With respect to indemnification, the appellate court added, the contract contained a broad indemnification provision in favor of the City. The indemnification provision generally provided that the District had to indemnify the City for all claims, expenses, or liability arising out of or occasioned by the performance of the contract by the City.

According to the appellate court, the "most reasonable way to harmonize the two provisions" was to recognize, as the trial court had, that the insurance requirements placed the risk of loss on the City for claims covered by the agreed-upon insurance coverage (such as payment of workers' compensation benefits), while the indemnification provision required the District to indemnify the City for all other (e.g., uninsured or uncovered) losses that might arise out of the provision of services under the contract, excepting those relating to the City's own negligence or willful misconduct.

This interpretation, the appellate court found, was "a reasonable reconciliation of the two contrasting provisions" in a manner that gave "meaningful effect to both, while avoiding any absurd or unreasonable results."

Moreover, the appellate court continued, to the extent that the two provisions were in conflict, the "more specific insurance requirements" controlled over the "more general indemnification provision."

The appellate court rejected the City's argument that because the bulk of the risks associated with the performance of the services under the contract were protected against though the City's maintenance of insurance coverage, and because the indemnification provision excluded the City's negligence or willful misconduct, it was unlikely that the indemnification provision would ever apply. The appellate court declared that although the indemnification provision, acting as a sort of catch-all provision with respect to uninsured or uncovered losses, potentially might "only apply in rare circumstances," that did not render it "inoperative or superfluous."
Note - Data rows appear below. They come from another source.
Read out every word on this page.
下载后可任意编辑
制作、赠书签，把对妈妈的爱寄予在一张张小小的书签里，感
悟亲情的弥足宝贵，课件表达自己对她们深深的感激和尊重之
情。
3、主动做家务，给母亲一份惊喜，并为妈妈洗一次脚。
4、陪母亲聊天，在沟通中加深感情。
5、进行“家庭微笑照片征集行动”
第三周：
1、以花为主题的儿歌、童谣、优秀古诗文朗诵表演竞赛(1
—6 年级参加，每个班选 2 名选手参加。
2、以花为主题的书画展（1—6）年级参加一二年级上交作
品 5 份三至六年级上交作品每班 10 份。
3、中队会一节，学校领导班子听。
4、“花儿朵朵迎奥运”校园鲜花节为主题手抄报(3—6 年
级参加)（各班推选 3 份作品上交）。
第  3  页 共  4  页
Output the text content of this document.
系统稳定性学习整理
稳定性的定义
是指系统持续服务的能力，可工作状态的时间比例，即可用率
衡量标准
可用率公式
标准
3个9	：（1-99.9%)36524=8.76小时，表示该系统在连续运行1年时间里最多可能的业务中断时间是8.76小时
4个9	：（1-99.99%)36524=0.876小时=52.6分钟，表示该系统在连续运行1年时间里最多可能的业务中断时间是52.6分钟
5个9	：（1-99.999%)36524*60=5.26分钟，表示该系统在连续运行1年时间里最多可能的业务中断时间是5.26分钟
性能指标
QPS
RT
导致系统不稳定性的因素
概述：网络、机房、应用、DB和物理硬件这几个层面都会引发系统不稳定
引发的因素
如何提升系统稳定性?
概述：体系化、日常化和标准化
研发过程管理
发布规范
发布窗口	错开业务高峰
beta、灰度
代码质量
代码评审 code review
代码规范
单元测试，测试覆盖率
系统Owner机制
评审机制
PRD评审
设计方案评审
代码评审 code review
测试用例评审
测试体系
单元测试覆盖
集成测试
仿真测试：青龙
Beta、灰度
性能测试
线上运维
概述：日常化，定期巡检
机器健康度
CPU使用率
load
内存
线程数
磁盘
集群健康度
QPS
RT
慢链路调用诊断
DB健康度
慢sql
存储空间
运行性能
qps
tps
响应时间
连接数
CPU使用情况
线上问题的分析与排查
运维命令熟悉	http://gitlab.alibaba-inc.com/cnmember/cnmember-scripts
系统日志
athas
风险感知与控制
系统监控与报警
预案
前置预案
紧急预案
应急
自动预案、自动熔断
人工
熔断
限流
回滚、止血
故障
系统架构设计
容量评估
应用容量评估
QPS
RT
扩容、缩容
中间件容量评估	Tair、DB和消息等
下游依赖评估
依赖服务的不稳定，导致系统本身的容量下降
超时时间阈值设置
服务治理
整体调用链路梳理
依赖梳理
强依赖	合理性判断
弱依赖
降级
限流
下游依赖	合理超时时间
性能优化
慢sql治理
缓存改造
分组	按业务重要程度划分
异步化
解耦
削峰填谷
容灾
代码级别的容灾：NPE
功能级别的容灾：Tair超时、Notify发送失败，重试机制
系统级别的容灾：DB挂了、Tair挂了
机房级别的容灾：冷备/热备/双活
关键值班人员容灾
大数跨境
The appellate court concluded that the trial court's interpretation of the contract was correct and, therefore, that the District had not breached the indemnification provision of the contract.

The case is City of Fresno v. 21st District Agricultural Ass'n, No. F073957 (Cal. Ct.App. Feb. 28, 2018). Attorneys involved include: Parker, Kern, Nard & Wenzel and Eric V. Grijalva for Plaintiff and Appellant; Murphy, Campbell, Alliston & Quinn, George E. Murphy and Suzanne M. Nicholson for Defendant and Respondent.